In a disclosure to the Philippine Stock Exchange, BDO said its stockholders, representing more than two-thirds of the banks outstanding capital stock, voted in favor of the merger and the proposed increase in capital stock to P65 billion.
In a brief six-minute special stockholders meeting separately held yesterday afternoon, EPCIB shareholders also approved the merger with "no objections from the stockholders."
The new capitalization consists of 5.5 billion common shares and one billion preferred shares, all with a par value of P10.
The capital increase was made in order to finance the merger which mandates a 1.8 share-to-one share swap ratio.
"BDO authorized capital stock shall increase from P15 billion to P65 billion, to provide for the issuance of the necessary BDO common shares to effect the exchange ratio," the bank management said.
The merged institution will become the countrys number two bank in terms of assets next to the Ty-controlled Metrobanks P629 billion, based on end-September figures. The Ayala-run Bank of the Philippine Islands has P529 billion in assets.
Combined, BDO and EPCIB will have a network of 698 branches, the largest in the industry next to BPI. It is also widely expected to become a leading player in the overseas Filipino worker market with a 25-to 30-percent share in trust asset management and leasing/finance.
The merged unit will also be a major player in the credit card business, cash management, investment banking, the small and medium enterprise market, the Chinese-Filipino middle market and in the top corporate accounts market.
This provides the combined entity with increased scale, which should result in cross-selling opportunities and greater cost efficiencies. Consequently, cost-savings in the areas of information technology, branch operations, marketing and product development can be expected.
As the surviving entity, BDO said its corporate by-laws and articles of incorporation will be retained. This means that the 11-man board of BDO will stay instead of the 15-man EPCIB board.
"The directors of the surviving bank as the effective date shall continue to be the directors of the merged bank, each to hold office in accordance with the articles of incorporation and by laws of the surviving bank and applicable law," BDO said.

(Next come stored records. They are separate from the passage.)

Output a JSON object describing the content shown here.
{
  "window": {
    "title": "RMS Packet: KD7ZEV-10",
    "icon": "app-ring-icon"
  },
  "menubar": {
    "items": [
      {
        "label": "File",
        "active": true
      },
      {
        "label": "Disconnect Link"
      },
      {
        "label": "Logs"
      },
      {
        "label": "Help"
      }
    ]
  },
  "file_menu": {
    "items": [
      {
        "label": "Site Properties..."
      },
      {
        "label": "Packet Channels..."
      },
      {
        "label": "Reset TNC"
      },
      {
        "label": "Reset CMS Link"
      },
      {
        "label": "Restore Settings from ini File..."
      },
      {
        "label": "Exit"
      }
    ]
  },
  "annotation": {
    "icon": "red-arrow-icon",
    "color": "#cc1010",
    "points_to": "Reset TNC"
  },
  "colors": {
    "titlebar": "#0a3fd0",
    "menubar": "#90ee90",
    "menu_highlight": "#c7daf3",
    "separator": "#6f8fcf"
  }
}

BDO, the smaller of the two banks, cleared that retaining board seats will be a temporary condition "until their respective successors are duly elected and qualified."
EPCIB shareholders will be "entitled to proper representation in the board of directors of the merged bank in proportion to their respective shareholdings in the merged bank."
After the shareholders hurdle, the regulators the Bangko Sentral ng Pilipinas and the Securities and Exchange Commission, will still have to give their respective stamp of approval before the merger can be fully effected.
The merged entity will be chaired by Teresita Sy-Coson while her father, retail tycoon Henry Sy, will remain as chairman emeritus. Nestor Tan will be the president of the merged bank while EPCIB president Rene Buenaventura will stay on as vice chairman for retail banking alongside Jesus Jacinto, who will be vice chairman for corporate banking.
SM Investments Corp., the listed investment holding company of the SM group, now owns 85.6 percent of EPCIB after minority shareholders accounting for 51.6 percent of the bank decided to sell their shares at P92 per share for a total of P34.49 billion.
Tan said the merger can be finalized within a six-month period, and will take two years to complete the operational integration.